Indonesia, where current crude production isn’t sufficient to meet domestic demand, joins European oil majors including Royal Dutch Shell Plc and BP Plc in declaring interest in Iran’s energy resources. The Middle East nation and six global powers seek to finalize by June 30 details of a deal that would curb its nuclear program in exchange for an easing of sanctions.
Talks will examine the possibility of PT Pertamina, Indonesia’s state oil and gas company, entering Iran’s exploration and production industry either as an operator or shareholder, Said said in the statement Thursday. It’s also examining potential deals with the United Arabab Emirates, he said.
Indonesia is seeking to rejoin OPEC seven years after its increasing reliance on imports prompted the nation to withdraw from the group supplying about 40 percent of the world’s oil. Its inclusion would help strengthen ties between producers and consumers, Said said in interviews with Bloomberg on Thursday.
Iran reached an agreement with Indonesia last month to increase oil exports to Indonesia and plans to build a refinery, the Middle East nation’s Fars news agency reported in May. Kreasindo Resources Indonesia signed a memorandum of understanding with Iranian company Nakhle Barani Paradis for long-term crude supply in February last year.
Iran sees the return of foreign firms as the key to reviving its oil industry. The government has circulated drafts of oil-contract terms, suggesting it’s expecting to seal an atomic deal. Iran needs $200 billion of investment in its oil industry, Oil Minister Bijan Namdar Zanganeh said last month.
OPEC agreed to suspend Indonesia’s membership in September 2008 at the country’s own request, almost half a century after the nation joined. The country pumped 882,000 barrels a day of oil in 2013 and consumed almost twice as much, according to BP Plc.
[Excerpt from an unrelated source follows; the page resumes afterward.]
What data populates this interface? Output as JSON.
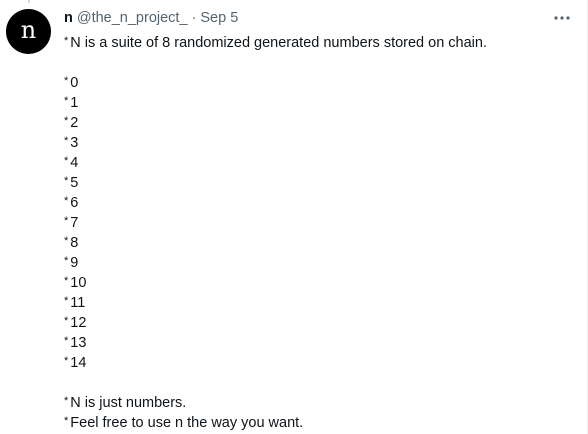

Iran’s Zanganeh said on Thursday he would welcome Indonesia’s return to OPEC, whose members are gathered in Vienna to discuss the 12-nation group’s production policy.
The minister urged OPEC this month to make room for more output from Iran when global sanctions recede. The group will keep its target of 30 million barrels a day unchanged at Friday’s meeting, according to all but one of the 34 analysts and traders in a Bloomberg survey.
Brent crude, the benchmark for more than half the world’s oil, traded little changed at $62.08 a barrel at 10:24 a.m. in London.
The government in Tehran says it can add almost 1 million barrels to daily production within six months of sanctions being lifted. Iran offered condensate and liquefied petroleum gas, the energy ministry said in the statement.